Electric, a new sprawling dining and entertainment venue has sprung up in Paris. Driven by lighting design from Mathieu Lehanneur in collaboration with interior designer Ana Moussinet, this ultra-chic penthouse has simultaneously taken the form of both a restaurant and upscale nightclub with its stylish modern commercial design.
Perched high above the City of Light, Electric spans almost 12,000 square feet including an outdoor terrace and is rooted with a sophisticated sound system which literally grows from massive black braided trees. Thick wire and cabled branches bear “fruits” of high-tech sound and lighting, which casts a magical aura and vibe after sunset. Video projections and orchestrated LED light displays entertain the cosmopolitan club-goers.
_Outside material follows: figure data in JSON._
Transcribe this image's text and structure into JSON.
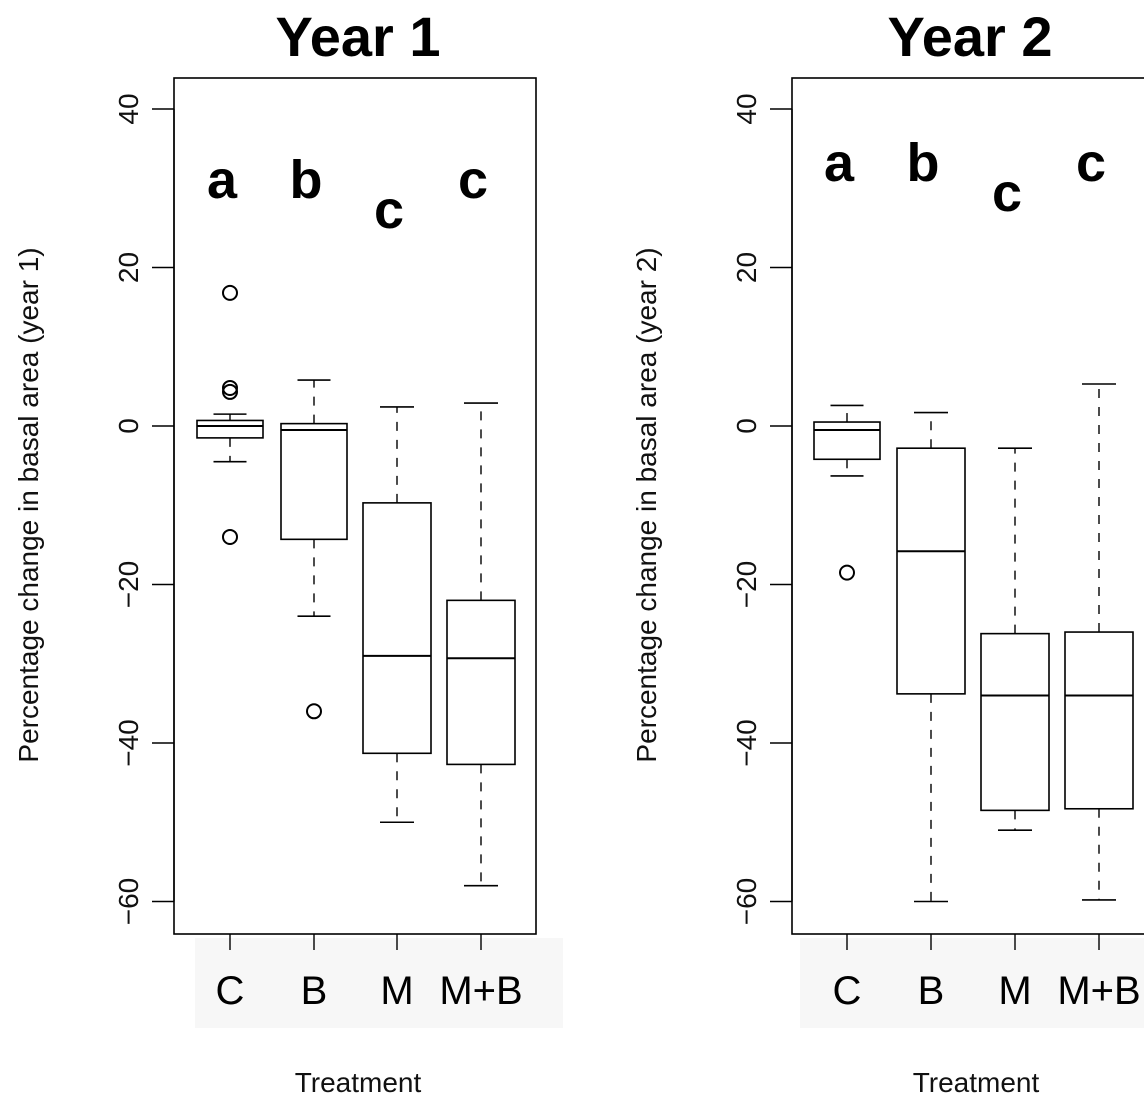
{
  "chart_data": [
    {
      "type": "boxplot",
      "title": "Year 1",
      "xlabel": "Treatment",
      "ylabel": "Percentage change in basal area (year 1)",
      "ylim": [
        -64,
        44
      ],
      "yticks": [
        "40",
        "20",
        "0",
        "−20",
        "−40",
        "−60"
      ],
      "ytick_values": [
        40,
        20,
        0,
        -20,
        -40,
        -60
      ],
      "categories": [
        "C",
        "B",
        "M",
        "M+B"
      ],
      "boxes": [
        {
          "name": "C",
          "whisker_low": -4.5,
          "q1": -1.5,
          "median": 0,
          "q3": 0.7,
          "whisker_high": 1.5,
          "outliers": [
            16.8,
            4.8,
            4.3,
            -14
          ]
        },
        {
          "name": "B",
          "whisker_low": -24,
          "q1": -14.3,
          "median": -0.5,
          "q3": 0.3,
          "whisker_high": 5.8,
          "outliers": [
            -36
          ]
        },
        {
          "name": "M",
          "whisker_low": -50,
          "q1": -41.3,
          "median": -29,
          "q3": -9.7,
          "whisker_high": 2.4,
          "outliers": []
        },
        {
          "name": "M+B",
          "whisker_low": -58,
          "q1": -42.7,
          "median": -29.3,
          "q3": -22,
          "whisker_high": 2.9,
          "outliers": []
        }
      ],
      "significance_letters": [
        "a",
        "b",
        "c",
        "c"
      ]
    },
    {
      "type": "boxplot",
      "title": "Year 2",
      "xlabel": "Treatment",
      "ylabel": "Percentage change in basal area (year 2)",
      "ylim": [
        -64,
        44
      ],
      "yticks": [
        "40",
        "20",
        "0",
        "−20",
        "−40",
        "−60"
      ],
      "ytick_values": [
        40,
        20,
        0,
        -20,
        -40,
        -60
      ],
      "categories": [
        "C",
        "B",
        "M",
        "M+B"
      ],
      "boxes": [
        {
          "name": "C",
          "whisker_low": -6.3,
          "q1": -4.2,
          "median": -0.5,
          "q3": 0.5,
          "whisker_high": 2.6,
          "outliers": [
            -18.5
          ]
        },
        {
          "name": "B",
          "whisker_low": -60,
          "q1": -33.8,
          "median": -15.8,
          "q3": -2.8,
          "whisker_high": 1.7,
          "outliers": []
        },
        {
          "name": "M",
          "whisker_low": -51,
          "q1": -48.5,
          "median": -34,
          "q3": -26.2,
          "whisker_high": -2.8,
          "outliers": []
        },
        {
          "name": "M+B",
          "whisker_low": -59.8,
          "q1": -48.3,
          "median": -34,
          "q3": -26,
          "whisker_high": 5.3,
          "outliers": []
        }
      ],
      "significance_letters": [
        "a",
        "b",
        "c",
        "c"
      ]
    }
  ]
}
By day, Electric is a popular restaurant serving lunch.
Soaring glazed walls in the multi-level ballroom, as well as framed glass geometric protrusions in various lounges, offer fascinating panoramic views of the city and its Eiffel Tower from within the monumental, minimalistic space. Metal mesh stair railings lead to an elevated main lounge area of the ballroom. Soundproof mini-lounges feature undulating graphic wall designs and plush carpeting or solid wood flooring. A deejay booth and floating bars (one a sculptural, sliced tree trunk) cater to the clientele. Most whimsical is the futuristic, padded pod lounge featuring a soft quilted textile–very cool!
At first glance, the enticing, chill space seems almost monochromatic, bathed in tonal greys. This neutral scheme is an excellent background to the colorful lighting performances during the nighttime hours. Hexagonal abstract trunk stools are dotted across the floors of these connecting, flowing spaces, flanking the colossal tree bases. Low-set contemporary sofas scattered throughout are ideal for engaging in conversation when not dancing.
The modern commercial design of Electric seems to offer exactly what the hip Parisian scene is craving–an edgy, influential perspective of the club-meets-culture concept.